Syria debate: Johnson attacks ‘self-righteous certitude’
Alan Johnson’s intervention in the Syria debate was a well constructed argument built round the need to answer the call from the UN. But what really struck you was the sting in the tail.
It was a rebuke to the Corbyn team: “I wish I had frankly the self-righteous certitude of the finger-wagging representatives of our new and kinder type of politics who will no doubt soon be contacting those of us who support this motion tonight.”
Hilary Benn gave that a loud “hear, hear” as Alan Johnson sat down.
My tally of shadow cabinet MPs’ balance of support is now 15 for the Corbyn line and eight for the government motion – with two undeclared or undecided.
At one point earlier in the week when a walk-out by several shadow cabinet members looked possible, one aide to Jeremy Corbyn sounded like his team had discussed the possibility of moving to a slimmed-down, war cabinet-style top table.

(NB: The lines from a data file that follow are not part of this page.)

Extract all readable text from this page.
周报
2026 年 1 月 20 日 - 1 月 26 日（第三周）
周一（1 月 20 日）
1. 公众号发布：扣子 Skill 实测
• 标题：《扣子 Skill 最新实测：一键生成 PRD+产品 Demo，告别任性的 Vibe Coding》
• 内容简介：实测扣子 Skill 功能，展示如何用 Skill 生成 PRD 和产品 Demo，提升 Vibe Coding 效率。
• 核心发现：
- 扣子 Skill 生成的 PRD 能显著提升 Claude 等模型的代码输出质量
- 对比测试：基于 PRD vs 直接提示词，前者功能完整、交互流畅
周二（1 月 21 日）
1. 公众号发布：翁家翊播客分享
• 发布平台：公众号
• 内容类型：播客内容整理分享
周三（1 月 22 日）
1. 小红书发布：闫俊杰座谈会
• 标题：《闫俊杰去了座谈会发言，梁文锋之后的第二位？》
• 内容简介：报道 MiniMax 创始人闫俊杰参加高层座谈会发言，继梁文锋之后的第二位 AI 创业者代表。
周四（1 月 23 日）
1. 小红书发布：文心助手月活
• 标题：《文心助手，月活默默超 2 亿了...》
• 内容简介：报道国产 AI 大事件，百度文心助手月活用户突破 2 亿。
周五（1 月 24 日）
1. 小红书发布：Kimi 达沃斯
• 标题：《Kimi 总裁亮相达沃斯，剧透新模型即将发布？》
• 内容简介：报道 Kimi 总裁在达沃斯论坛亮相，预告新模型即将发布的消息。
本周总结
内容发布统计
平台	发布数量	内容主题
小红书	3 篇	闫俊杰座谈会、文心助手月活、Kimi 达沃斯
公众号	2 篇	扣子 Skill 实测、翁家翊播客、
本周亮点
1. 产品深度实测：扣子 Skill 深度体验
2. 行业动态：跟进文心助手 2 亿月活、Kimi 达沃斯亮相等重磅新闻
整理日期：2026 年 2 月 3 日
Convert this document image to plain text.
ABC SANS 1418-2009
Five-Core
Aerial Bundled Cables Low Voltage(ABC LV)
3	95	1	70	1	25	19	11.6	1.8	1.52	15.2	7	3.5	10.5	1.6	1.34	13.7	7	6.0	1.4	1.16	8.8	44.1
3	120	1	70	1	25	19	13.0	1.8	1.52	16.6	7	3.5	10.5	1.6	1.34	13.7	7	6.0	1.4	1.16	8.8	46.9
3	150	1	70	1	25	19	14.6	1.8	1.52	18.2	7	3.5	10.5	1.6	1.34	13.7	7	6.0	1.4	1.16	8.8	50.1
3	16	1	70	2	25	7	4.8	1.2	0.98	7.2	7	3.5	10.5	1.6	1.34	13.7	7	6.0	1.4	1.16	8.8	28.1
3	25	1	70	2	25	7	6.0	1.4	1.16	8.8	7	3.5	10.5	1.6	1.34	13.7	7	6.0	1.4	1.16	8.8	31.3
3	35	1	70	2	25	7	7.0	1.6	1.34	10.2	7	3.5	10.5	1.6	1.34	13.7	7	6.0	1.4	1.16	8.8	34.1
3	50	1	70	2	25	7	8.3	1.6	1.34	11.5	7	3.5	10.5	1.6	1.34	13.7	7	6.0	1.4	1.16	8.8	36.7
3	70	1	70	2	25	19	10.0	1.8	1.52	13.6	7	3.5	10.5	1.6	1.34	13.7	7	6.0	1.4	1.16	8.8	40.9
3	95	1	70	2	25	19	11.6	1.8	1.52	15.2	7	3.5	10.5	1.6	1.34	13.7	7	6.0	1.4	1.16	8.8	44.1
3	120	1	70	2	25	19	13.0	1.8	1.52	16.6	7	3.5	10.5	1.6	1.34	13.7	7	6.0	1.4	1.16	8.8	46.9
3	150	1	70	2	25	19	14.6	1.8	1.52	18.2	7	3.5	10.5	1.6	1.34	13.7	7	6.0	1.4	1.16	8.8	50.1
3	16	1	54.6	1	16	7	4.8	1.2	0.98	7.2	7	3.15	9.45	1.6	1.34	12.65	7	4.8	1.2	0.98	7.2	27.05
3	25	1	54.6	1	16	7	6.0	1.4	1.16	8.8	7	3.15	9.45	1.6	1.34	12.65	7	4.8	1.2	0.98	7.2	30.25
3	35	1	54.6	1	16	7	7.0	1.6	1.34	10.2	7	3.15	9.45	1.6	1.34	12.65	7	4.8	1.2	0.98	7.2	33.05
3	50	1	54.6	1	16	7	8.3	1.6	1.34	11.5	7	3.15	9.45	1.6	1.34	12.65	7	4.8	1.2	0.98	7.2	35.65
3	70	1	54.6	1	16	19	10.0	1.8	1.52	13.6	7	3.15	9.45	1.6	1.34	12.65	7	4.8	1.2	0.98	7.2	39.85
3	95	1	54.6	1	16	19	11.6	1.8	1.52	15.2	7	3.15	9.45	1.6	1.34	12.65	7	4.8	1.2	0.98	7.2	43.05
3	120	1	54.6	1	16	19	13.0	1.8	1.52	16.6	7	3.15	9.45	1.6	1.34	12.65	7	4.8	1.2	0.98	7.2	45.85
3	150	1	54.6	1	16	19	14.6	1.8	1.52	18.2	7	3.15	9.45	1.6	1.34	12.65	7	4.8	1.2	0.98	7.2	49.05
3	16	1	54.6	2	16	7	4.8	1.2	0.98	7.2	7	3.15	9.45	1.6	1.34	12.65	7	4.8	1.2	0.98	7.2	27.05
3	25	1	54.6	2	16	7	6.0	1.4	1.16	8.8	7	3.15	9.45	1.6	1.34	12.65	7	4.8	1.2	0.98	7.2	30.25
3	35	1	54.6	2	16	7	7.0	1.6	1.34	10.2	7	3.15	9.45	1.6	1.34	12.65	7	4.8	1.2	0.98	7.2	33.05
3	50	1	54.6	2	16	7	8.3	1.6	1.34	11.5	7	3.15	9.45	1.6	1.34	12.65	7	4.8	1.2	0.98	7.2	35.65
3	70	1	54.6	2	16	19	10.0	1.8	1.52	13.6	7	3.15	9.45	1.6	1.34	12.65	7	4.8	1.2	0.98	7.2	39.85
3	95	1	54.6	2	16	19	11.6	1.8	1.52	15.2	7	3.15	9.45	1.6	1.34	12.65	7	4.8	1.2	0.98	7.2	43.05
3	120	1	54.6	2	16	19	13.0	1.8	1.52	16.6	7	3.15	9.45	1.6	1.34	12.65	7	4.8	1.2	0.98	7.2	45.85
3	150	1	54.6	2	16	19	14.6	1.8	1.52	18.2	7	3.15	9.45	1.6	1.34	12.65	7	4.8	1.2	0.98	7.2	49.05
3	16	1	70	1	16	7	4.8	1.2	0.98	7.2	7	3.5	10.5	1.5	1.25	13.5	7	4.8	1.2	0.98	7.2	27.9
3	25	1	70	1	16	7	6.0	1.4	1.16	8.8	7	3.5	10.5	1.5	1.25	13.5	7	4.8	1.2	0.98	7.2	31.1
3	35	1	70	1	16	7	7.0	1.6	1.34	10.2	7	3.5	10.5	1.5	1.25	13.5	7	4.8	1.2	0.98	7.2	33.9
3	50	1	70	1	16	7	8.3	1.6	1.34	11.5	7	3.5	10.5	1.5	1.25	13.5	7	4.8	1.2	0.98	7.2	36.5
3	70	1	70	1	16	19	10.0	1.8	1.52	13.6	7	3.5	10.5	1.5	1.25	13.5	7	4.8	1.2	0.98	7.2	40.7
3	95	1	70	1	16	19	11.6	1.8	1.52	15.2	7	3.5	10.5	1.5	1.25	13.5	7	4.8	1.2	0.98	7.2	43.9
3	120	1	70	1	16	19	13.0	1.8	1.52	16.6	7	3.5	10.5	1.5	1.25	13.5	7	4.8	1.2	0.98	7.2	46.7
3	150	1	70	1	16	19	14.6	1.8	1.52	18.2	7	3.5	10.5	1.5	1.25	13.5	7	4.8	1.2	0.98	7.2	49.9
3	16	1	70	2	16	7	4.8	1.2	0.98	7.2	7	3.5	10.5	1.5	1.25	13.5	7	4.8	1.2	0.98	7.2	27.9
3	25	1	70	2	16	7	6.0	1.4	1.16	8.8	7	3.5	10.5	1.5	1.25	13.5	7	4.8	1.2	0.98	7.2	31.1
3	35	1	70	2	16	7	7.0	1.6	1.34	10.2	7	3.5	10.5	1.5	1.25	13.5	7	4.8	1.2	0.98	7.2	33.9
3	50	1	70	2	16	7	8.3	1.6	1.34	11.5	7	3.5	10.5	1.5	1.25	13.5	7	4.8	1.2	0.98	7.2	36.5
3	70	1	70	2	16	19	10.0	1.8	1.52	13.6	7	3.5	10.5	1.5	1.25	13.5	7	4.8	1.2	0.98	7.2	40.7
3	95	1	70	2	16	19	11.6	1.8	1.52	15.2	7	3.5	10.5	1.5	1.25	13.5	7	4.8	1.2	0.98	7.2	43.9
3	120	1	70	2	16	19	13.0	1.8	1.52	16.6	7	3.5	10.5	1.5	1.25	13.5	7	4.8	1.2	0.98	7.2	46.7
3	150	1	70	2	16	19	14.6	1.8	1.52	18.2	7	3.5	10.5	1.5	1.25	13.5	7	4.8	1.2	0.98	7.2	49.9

The debate so far has not had the energy of past debates or a particularly high calibre of speeches.
It could be that this is about a relatively small deployment, albeit one of great significance and into a field of battle where great forces are already unleashed and seem hard to shift.
But it is worth remembering the size of additional deployment that would be triggered by the expected vote backing the government tonight.
Compared with 1991, when more than 30,000 troops were being deployed at the time of the decision to liberate Kuwait, compared with 2003 when nearly 40,000 troops stood ready to go to take part in the invasion of Iraq, on this occasion there will be eight extra manned aircraft net sent to the region and no extra drones.
One veteran military observer said: “Churchill wouldn’t have got out of bed for this.”